Öyle ya madem ki devrim, karşısında karşı-devrimi de örgütleyerek gelişiyor. Öyle ise, dünyaya yayılamamış ama Rus sınırları içinde SSCB’yi oluşturarak zafere ulaşmış Ekim Dev-rimi’nin, dünya kapitalist-emperyalist bloğundaki etkilerini bilmeliyiz. Konumuz açısından, burjuvazinin en gelişmiş örgütü olan devlet, bu devrim saldırısı karşısında nasıl örgütlenmiştir, sorusunu tartışmalıyız.
“Elveda Proletarya”, “Elveda Başkaldırı”ların yazıldığı, Marksizm-Leninizm’in onun sözde yandaşları tarafından (çok şükür sosyalizmin çözülüşü ile birlikte bu baylar, sözde yandaşlığı bırakıp, açıkça Marksizm’e karşı olduklarını dile getirmeye başladılar) iğdiş edildiği bir dönemde devlet sorunu üzerinde yoğunlaşmadan devrimin ilerlemesi mümkün değildir.

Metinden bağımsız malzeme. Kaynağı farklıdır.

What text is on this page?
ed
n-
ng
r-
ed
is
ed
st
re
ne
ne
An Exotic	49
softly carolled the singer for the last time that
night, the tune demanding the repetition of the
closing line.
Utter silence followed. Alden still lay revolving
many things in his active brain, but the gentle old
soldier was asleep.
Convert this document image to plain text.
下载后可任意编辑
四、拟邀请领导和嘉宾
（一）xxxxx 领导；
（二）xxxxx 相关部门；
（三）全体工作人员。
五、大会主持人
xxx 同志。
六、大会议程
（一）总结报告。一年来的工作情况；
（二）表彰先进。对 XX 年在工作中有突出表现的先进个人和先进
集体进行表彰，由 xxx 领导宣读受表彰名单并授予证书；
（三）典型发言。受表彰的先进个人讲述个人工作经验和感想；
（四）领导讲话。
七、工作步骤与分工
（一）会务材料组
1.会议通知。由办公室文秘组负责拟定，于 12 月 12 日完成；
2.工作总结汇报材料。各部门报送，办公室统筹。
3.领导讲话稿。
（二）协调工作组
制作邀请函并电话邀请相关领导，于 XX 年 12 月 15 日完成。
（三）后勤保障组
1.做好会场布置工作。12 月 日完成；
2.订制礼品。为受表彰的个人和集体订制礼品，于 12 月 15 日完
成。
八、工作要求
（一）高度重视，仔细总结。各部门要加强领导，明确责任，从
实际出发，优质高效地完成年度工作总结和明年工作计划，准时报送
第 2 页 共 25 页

Ekim Devrimi’nden sonra faşizmin ortaya çıkışı devrimcilerin savaş taktiklerinde ciddi değişiklikler yapmalarına yol açtı. Ancak özellikle 2. Dünya Savaşı sonrası dönemde SSCB ve tüm sosyalist ülkelerin statükocu politikaları, en çok devlete ilişkin yeni önyargılar ve oportünist yanılsamaların oluşmasına yol açtı.
Bu önyargılar ve oportünist yanılsamalar, Marksizm’in bu alanda ortaya koyduğu gerçekliğin üzerinin örtülmesine vardı. Böylece, yanılsamalar, Marksizm’in bu sulandırılışı, teorinin kendisi imiş gibi sunuldu/kavrandı. O nedenle sorunun anlaşılması için Marx, Engels ve Lenin’in devlet üzerine yazdıklarına göz atarak başlayacağız.
Devlet sorunu, burjuvazi ile proletarya arasındaki savaşımın kızışması ve nihayet Paris Komünü’nde doruğuna varması ile birlikte Marx ve Engels dahil tüm Marksistlerin önüne pratik bir sorun olarak geldi.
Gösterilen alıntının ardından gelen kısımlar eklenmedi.